Lübeck: City of Seven Spires

By Megan Hulshizer

In Hamburg there is a saying: Für einen echten Hamburger gibt es in Hamburg sowieso nie schlechtes Wetter, nur falsche Kleidung (for a real Hamburger, in Hamburg there is no bad weather, only wrong clothes).

Even though the forecast predicted cold, grey, rainy weather, a group of us decided to brave the weather and take a train north to Lübeck for a Saturday adventure. Fortunately, we were greeted with blue skies and an insane sunset that evening. This further supports our claims to never trust the local weather apps and just hope for the best.

Upon arrival in Lübeck, we came across the Holsten Gate, which is a symbol for the city. As we took fun pictures in front of the gate, a group of tipsy revelers passed by and threw confetti in the air – clearly celebrating something at 11 am. We were a bit confused but as we walked around and saw more and more, we realized it was the traditional celebration of university students during their first week of school. They wear funny hats and/or clothes, and have to complete different challenges and drink a lot.

We wandered through the main square by the Rathaus and found ourselves in a marzipan shop with many delicious looking treats and snacks. It made me so excited for the Christmas markets that soon will be flooding the whole country.

Then we visited St. Marienkirche, which houses a very interesting astronomical clock. When the bell strikes, miniature people of all nationalities (depicted in a slightly non-PC way) come out and are blessed by a miniature Jesus. Also inside they show destroyed bells from when the church was bombed during World War II.

We needed to have lunch and warm up a bit, so we stopped at Cafe Calma and I had an amazing cafe Baileys and a pumpkin-apple-coconut milk soup. I offended the waitress horribly by being unable to eat it all, but in my defense I asked if I could get the appetizer size and was turned down.

Our group visited the beautiful Lübeck cathedral before stopping at Thomas Mann’s home. He is a Nobel prize-winning author who’s most famous work, Buddenbrooks, is inspired by his family’s home in Lübeck. We wandered the cute streets of the city, which has beautiful, brightly colored buildings, and had a snack at the Fisch-hutte.
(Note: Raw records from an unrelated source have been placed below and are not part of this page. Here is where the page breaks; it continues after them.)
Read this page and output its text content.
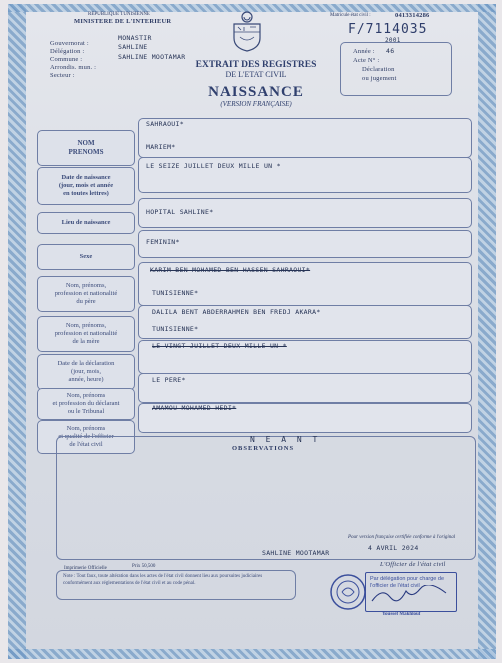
REPUBLIQUE TUNISIENNE
MINISTERE DE L'INTERIEUR
Gouvernorat :
MONASTIR
Délégation :
SAHLINE
Commune :	SAHLINE MOOTAMAR
Arrondis. mun. :
Secteur :
Matricule état civil :	0413314286
F/7114035
2001
Année : 46
Acte N° :
Déclaration
ou jugement
EXTRAIT DES REGISTRES
DE L'ETAT CIVIL
NAISSANCE
(VERSION FRANÇAISE)
NOM
PRENOMS
SAHRAOUI*
MARIEM*
Date de naissance
(jour, mois et année
en toutes lettres)
LE SEIZE JUILLET DEUX MILLE UN *
Lieu de naissance
HOPITAL SAHLINE*
Sexe
FEMININ*
Nom, prénoms,
profession et nationalité
du père
KARIM BEN MOHAMED BEN HASSEN SAHRAOUI*
TUNISIENNE*
Nom, prénoms,
profession et nationalité
de la mère
DALILA BENT ABDERRAHMEN BEN FREDJ AKARA*
TUNISIENNE*
Date de la déclaration
(jour, mois,
année, heure)
LE VINGT JUILLET DEUX MILLE UN *
Nom, prénoms
et profession du déclarant
ou le Tribunal
LE PERE*
Nom, prénoms
et qualité de l'officier
de l'état civil
AMAMOU MOHAMED HEDI*
N E A N T
OBSERVATIONS
Pour version française certifiée conforme à l'original
SAHLINE MOOTAMAR
4 AVRIL 2024
Imprimerie Officielle	Prix 50,500
Note : Tout faux, toute altération dans les actes de l'état civil donnent lieu aux poursuites judiciaires conformément aux réglementations de l'état civil et au code pénal.
L'Officier de l'état civil
Par délégation pour charge de l'officier de l'état civil
Youssef Makhlouf
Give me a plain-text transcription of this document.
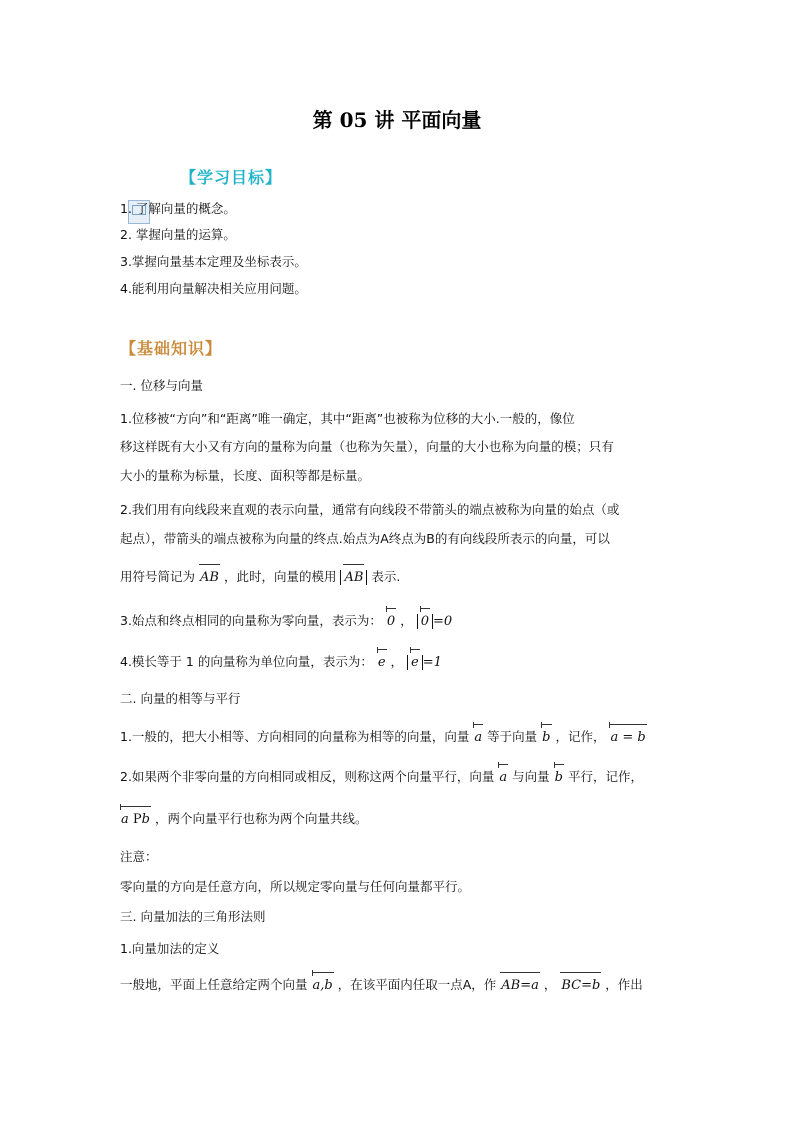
第 05 讲 平面向量
【学习目标】
1. 了解向量的概念。
2. 掌握向量的运算。
3.掌握向量基本定理及坐标表示。
4.能利用向量解决相关应用问题。
【基础知识】
一. 位移与向量
1.位移被“方向”和“距离”唯一确定，其中“距离”也被称为位移的大小.一般的，像位
移这样既有大小又有方向的量称为向量（也称为矢量），向量的大小也称为向量的模；只有
大小的量称为标量，长度、面积等都是标量。
2.我们用有向线段来直观的表示向量，通常有向线段不带箭头的端点被称为向量的始点（或
起点），带箭头的端点被称为向量的终点.始点为A终点为B的有向线段所表示的向量，可以
用符号简记为 AB ，此时，向量的模用 AB 表示.
3.始点和终点相同的向量称为零向量，表示为： 0 ， 0 =0
4.模长等于 1 的向量称为单位向量，表示为： e ， e =1
二. 向量的相等与平行
1.一般的，把大小相等、方向相同的向量称为相等的向量，向量 a 等于向量 b ，记作， a = b
2.如果两个非零向量的方向相同或相反，则称这两个向量平行，向量 a 与向量 b 平行，记作，
a Pb ，两个向量平行也称为两个向量共线。
注意：
零向量的方向是任意方向，所以规定零向量与任何向量都平行。
三. 向量加法的三角形法则
1.向量加法的定义
一般地，平面上任意给定两个向量 a,b ，在该平面内任取一点A，作 AB=a ， BC=b ，作出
Despite my general “meh-ness” toward seafood, I had an amazing fried fish sandwich that is pushing me closer to accepting seafood as an option for dinner. (I did have a Hamburg fish breakfast at school the other day, and I must say I am not yet sold on seafood for breakfast).

Finally it was time for a drink, so we went to Cafe & Bar Celona, because it was right along the water and we could watch the sunset over the city. They also had wifi so I could check my football scores, which is incredibly important to me. However, the others did not seem to understand that OU/TX weekend overshadows everything.

It was such a beautiful city, and along with my amazing friends, I had a wonderful weekend exploring more of the north. I’ve been told many times that I’ll have to return when the weather is nicer so I can experience the beach, and now I know that I must go!